It's World War III, vaccine shortages have plagued the country, and a suspicious-looking cloud hangs over the city. Bioterror has been a serious threat, and you wonder if maybe that cloud is full of pathogens, or perhaps it's just going to rain. Better not take a chance: You reach for your stash of Hemopurifiers, clasp one to your belt, plug it into your bloodstream, and sit down to watch the evening news while your blood is cleared of any viral interlopers.
That's essentially the vision of Aethlon Medical, a San Diego company that is building and testing the Hemopurifier. The device is a rolling-pin sized filter designed to capture a wide variety of viruses circulating in the blood. In Aethlon's laboratory CEO James Joyce points out the different versions his company is testing: one that sits on a tabletop pump, another that plugs into a dialysis machine, and even a smaller model designed for first responders to use in the field. "With this," explains Joyce, "you have the ability to have a countermeasure [against bioterrorism] while you're starting to figure out what the pathogen is."
While the applications for the blood filter might seem a bit far-fetched, the technology behind it is well established. It is a two-stage separation process: Viruses are filtered out of the blood and then they get stuck to the purifier so they don't return to the bloodstream. First, blood is pumped out of the body, either using a hemofiltration pump or a dialysis machine. It flows through a cartridge containing about 2,000 hollow fibers, each lined with 250-nm pores that allow viruses to exit the fibers and enter an affinity chromatography column lined with proteins called lectins, which grab hold of the viruses. As larger molecules and cells are blocked from entering the affinity column, they pass through the filter cartridge and return to the blood stream.

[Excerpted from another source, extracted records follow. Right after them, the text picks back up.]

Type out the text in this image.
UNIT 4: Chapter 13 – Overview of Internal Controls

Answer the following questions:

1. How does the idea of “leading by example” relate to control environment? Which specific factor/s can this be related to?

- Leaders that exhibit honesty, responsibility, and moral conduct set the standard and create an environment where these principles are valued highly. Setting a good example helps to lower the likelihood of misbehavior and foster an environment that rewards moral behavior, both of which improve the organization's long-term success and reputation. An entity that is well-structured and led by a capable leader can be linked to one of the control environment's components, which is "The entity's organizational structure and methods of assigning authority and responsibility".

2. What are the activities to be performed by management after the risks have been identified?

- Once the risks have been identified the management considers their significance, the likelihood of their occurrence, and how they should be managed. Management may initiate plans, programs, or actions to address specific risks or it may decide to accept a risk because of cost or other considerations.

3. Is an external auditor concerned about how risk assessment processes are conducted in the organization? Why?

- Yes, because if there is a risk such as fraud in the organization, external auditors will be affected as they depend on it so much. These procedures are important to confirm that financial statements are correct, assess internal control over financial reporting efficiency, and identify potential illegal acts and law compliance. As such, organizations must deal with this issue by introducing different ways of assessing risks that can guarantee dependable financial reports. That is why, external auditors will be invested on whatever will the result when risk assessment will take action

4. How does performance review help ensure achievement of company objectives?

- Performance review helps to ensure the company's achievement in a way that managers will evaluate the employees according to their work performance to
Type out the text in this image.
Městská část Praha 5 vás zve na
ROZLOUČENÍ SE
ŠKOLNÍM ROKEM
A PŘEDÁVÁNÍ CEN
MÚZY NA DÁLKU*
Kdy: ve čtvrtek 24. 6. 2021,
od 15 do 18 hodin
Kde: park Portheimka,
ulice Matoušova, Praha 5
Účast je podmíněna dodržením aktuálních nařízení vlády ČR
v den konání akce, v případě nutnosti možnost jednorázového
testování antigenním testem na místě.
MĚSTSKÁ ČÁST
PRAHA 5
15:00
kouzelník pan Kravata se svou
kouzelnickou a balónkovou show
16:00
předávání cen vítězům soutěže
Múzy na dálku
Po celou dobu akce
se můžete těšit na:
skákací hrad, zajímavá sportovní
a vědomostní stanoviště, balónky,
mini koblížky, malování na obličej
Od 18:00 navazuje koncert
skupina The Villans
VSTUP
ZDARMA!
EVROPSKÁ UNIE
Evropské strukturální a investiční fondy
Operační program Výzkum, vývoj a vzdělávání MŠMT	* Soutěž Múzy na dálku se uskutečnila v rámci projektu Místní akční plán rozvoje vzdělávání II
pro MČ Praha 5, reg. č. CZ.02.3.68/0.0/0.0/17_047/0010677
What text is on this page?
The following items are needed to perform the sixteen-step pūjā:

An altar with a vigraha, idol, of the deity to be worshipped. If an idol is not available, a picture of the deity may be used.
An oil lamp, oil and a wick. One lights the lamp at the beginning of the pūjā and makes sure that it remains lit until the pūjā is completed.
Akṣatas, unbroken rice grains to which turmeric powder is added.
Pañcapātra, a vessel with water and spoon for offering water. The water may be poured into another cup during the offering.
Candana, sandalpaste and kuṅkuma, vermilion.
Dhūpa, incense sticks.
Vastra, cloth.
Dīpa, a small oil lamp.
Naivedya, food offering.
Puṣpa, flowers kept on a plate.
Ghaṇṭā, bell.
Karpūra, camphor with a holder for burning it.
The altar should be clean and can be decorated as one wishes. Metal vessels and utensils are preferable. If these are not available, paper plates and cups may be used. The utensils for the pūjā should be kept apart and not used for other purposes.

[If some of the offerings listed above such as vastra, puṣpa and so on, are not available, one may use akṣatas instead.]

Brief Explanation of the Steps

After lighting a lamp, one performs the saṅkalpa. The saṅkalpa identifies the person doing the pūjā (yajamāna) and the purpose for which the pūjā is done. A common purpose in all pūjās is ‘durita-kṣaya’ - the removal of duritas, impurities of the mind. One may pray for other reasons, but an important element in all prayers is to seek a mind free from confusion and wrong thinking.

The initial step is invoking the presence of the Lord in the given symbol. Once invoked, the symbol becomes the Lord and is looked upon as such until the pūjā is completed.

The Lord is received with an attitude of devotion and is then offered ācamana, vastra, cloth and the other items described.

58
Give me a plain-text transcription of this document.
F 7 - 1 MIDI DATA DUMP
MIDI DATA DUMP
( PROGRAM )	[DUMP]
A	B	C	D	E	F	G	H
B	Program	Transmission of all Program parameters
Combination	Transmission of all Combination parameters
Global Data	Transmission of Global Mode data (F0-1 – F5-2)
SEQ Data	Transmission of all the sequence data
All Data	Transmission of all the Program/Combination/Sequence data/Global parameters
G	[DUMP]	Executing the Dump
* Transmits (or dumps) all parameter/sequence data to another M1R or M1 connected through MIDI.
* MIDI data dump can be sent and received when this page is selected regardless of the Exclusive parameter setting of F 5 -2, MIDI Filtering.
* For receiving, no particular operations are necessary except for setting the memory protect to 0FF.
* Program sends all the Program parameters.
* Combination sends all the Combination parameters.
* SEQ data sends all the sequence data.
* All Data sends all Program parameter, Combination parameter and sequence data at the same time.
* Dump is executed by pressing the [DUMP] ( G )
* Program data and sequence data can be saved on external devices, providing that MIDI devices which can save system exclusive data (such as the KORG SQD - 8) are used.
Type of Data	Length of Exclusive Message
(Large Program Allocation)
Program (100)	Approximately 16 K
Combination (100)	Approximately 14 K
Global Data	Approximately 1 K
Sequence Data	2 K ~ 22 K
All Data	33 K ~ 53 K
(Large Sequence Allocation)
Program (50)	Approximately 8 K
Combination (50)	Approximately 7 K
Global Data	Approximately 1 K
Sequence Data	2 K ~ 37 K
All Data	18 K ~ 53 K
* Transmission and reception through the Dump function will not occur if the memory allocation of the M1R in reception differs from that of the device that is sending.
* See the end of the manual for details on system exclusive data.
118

The lectins, specifically cyanovirin and griffithsin, bind tightly to glycoproteins on the surface of the viruses. Studies at the National Cancer Institute's Molecular Targets Development Program have shown that cyanovirin, originally isolated from blue-green algae, can bind to, and inactivate numerous strains of HIV and influenza. Griffithsin, isolated from red algae, also binds to HIV. The goal of the Hemopurifier is to filter out pathogens while they are still circulating in the blood, before they infect cells. "We think it could be very important in filling the voids in treating drug- and vaccine-resistant viral pathogens," says Joyce.
"It sounds pretty attractive and easy," says Tingyue Gu, an associate professor in the Department of Chemical and Biomolecular Engineering at Ohio University in Athens. "As a separation specialist, I would consider this workable." Gu says affinity interactions are strong enough to capture up to 99.9% of targets that pass through a column.
Aethlon tested the gadget on four dialysis patients at Apollo Hospital in Delhi, India, and the device came away "safe and well tolerated," according to the company. Researchers were able to simply plug the Hemopurifier into the dialysis machine and filter patients' blood for up to four hours at a time. The results have not yet been submitted to a peer-reviewed journal, and Joyce is working to get approval from the FDA to conduct clinical trials in the United States on the safety of the device.
Safety is one thing, and efficacy another. "You'll be able to clean blood," says C. David Pauza, a professor of microbiology and immunology at the Institute of Human Virology in Baltimore. "Whether or not it's going to fight the disease is another question." He says the filter could be useful against some of the hematologic viruses, such as hepatitis or HIV, but it is unlikely to be effective against respiratory or enteric viruses. Pauza also questions whether a filter treatment could keep up with the regenerative capacity of a virus, as the filter would not be removing cells that are already replicating the virus. "It's pretty hard to predict the ultimate utility of something like this," he says.